9. Communicate before the match begins
Get some sort of communication flowing through your team before the match begins. Know where everyone is heading from the start so you’re not leaving your home node uncontested. Along with this, understand the meta. Most teams at right now will push three points due to the slow-paced games. Odds are, you will need to do the same.
If you communicate from the start you can make sure the rest of your team has some sort of flow going into the match and quite honestly, it can make things a lot smoother for the rest of the match if you know what roles each teammate will be fulfilling.
10. Disengage when things go from bad to worse
I’ll admit I’m guilty of believing I can win an outnumbered team fight when things poorly. In the end, it ends up costing your team. Let me give you a scenario of what could potentially happen and use your imagination to bring that into the scope of an entire match.
At the game’s start there’s a 5v5 at the mid point. One member on your team goes into the downed state. You all take massive pressure when going for the resurrection and he eventually gets stomped. You’re now 4v5. But OH! You have one of their guys low! You overextend for the kill but lose your warrior (“Wait what!? A WARRIOR!?!? WILSON GET OFF YOUR WARRIOR!!”) in the process.

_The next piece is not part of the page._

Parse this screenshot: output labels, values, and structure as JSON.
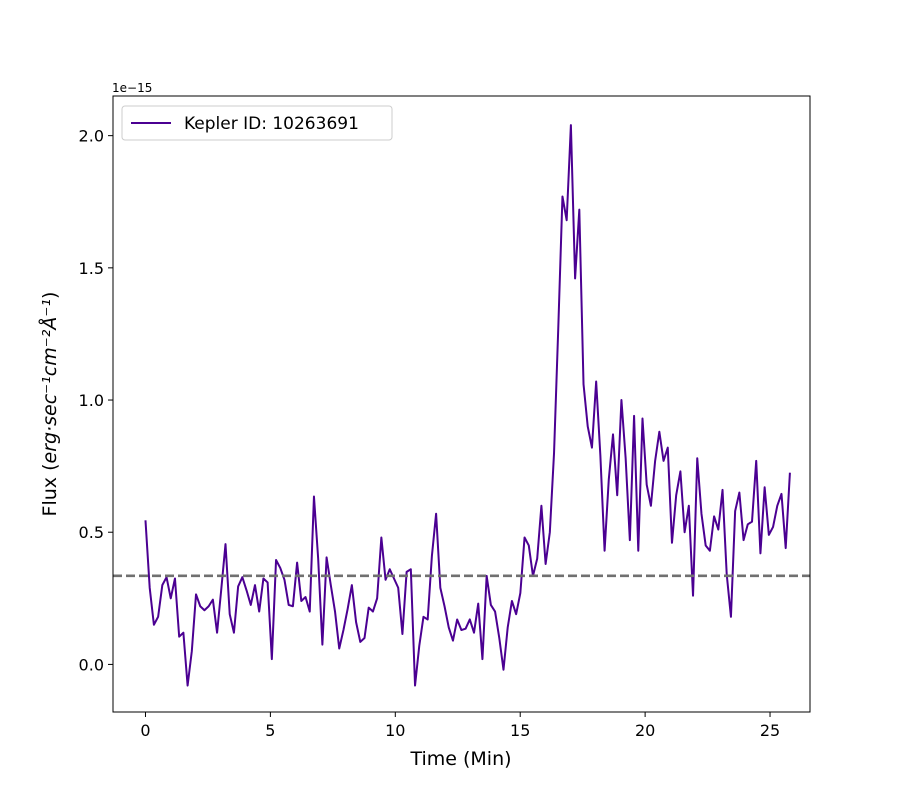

He gets stomped!
Now what do you do? You first teammate just came off of respawn. It will take 15-20 seconds for him to arrive. You warrior is on respawn for 15 seconds plus another 15-20 to arrive. You’re 3v5. There is no scenario other than already having several people in the downed state in which you need to stay at this fight. Of course, you could funnel in to have a chance at winning the fight but in the end you’ll always be outnumbered and the enemy team will sneak out for a decap on your home node.
The point is, disengaging from a lost fight is something you will hate to do but is necessary in order to avoid utter defeat. One lost team fight doesn’t mean you’ll lose the next, but you can’t push for another team fight if you’re constantly fighting 2v5 because you’re funneling into a point you’ll never win.
Finally, let’s be clear about how the meta plays into this. Disengaging from a lost team fight in our current meta is less realistic, but these are general guidelines. Nowadays you could have two mesmers sit on the point and stay alive until your team fully regroups on the node itself.
I hope these PvP basics were helpful and will make a difference in your future games!